On Jun 6, 2017, at 9:12 AM, Bjørn Mork <bjorn at mork.no> wrote:
> 
> I recently upgraded from FR 2.2.5 to FR 3.0.12 as part of an upgrade
> from Debian jessie to stretch.  The config had to be migrated manually,
> which went mostly without problems.

  That's good.

> I use the unix module to load crypt passwords for a few system
> users. But there are also some unix users without any Unix password,
> which should exist as RADIUS users. "no Unix password" means that the
> users have a /etc/shadow entry which cannot be matched.
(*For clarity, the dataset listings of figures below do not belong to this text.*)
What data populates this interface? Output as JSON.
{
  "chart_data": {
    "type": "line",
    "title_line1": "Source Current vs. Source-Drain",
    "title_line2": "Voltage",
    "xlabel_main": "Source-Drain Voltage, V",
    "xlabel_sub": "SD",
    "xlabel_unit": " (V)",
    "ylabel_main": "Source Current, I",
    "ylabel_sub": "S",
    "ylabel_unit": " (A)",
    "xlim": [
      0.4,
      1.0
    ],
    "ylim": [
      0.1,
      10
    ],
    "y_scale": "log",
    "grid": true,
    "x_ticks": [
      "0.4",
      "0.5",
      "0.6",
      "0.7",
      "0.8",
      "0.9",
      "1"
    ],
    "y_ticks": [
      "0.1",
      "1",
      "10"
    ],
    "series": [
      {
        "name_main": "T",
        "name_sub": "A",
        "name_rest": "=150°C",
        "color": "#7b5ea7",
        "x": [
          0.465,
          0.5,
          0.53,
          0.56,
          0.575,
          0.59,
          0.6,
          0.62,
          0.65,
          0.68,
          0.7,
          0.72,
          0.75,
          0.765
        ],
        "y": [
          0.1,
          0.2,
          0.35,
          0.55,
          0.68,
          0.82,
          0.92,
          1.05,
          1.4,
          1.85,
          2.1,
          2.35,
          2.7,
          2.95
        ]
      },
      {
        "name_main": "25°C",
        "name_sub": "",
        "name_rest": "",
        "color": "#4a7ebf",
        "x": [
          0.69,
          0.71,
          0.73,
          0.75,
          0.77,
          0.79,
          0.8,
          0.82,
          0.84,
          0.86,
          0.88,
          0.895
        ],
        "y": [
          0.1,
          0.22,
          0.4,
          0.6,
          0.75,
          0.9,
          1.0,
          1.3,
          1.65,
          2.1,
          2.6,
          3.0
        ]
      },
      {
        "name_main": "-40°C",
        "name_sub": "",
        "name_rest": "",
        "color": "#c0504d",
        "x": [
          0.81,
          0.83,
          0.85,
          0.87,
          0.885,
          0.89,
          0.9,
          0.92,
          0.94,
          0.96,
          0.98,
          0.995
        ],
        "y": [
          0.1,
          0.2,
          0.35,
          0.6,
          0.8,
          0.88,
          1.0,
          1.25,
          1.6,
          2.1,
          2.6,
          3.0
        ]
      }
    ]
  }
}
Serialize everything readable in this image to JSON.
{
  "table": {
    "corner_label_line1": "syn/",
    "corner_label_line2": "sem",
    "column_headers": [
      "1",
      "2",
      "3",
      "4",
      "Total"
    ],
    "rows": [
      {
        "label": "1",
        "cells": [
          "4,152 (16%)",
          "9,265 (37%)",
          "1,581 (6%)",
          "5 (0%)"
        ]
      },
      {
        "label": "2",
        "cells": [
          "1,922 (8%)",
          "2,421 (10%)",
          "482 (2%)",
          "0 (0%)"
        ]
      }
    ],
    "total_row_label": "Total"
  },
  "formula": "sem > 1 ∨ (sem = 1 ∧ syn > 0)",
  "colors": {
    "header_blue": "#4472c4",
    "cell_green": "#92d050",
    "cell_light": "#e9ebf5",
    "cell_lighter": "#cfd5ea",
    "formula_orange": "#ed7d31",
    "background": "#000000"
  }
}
So I need to
> ignore the Crypt-Password attribute for these users.

  i.e. they have a password, but it's wrong?

> In FR 2.x I explicitly set the Auth-Type to foribly ignore the invalid
> Crypt-Password, like this:
> 
> luser  Cleartext-Password := "foo", Auth-Type := Local
> 
> 
> But FR 3.x refused to accept Auth-Type "Local". So I tried to modify the
> entry to
> 
> luser  Cleartext-Password := "foo"
> 
> in the hope that the pap module would be smart enough to figure out that
> the Cleartext-Password should override the invalid Crypt-Password.  It
> was not.
> 
> Being unable to figure out the smart way, I just took the simple route
> out by doing
> 
> luser  User-Password == "foo", Auth-Type := Accept

  Don't do that...

> so I'd really like to figure out a better way.  Is there a smart way to
> override a Crypt-Password per user in FR 3.x?  I guess I could generate
> crypted passwords from the cleartext passwords and simply override
> Crypt-Password in the users file.  But that does not seem much nicer
> than the current User-Password match to me.  What I really want is to be
> able to say "use this Cleartext-Password no matter what".

  You can use "unlang" to check and edit the request:

authorize {
	...
	files
	...

	if (Crypt-Password && Cleartext-Password) {
		update request {
			Crypt-Password !* ANY
		}
	}
	pap
}

  Which should delete the Crypt-Password.  See "man unlang" for more details.

  Alan DeKok.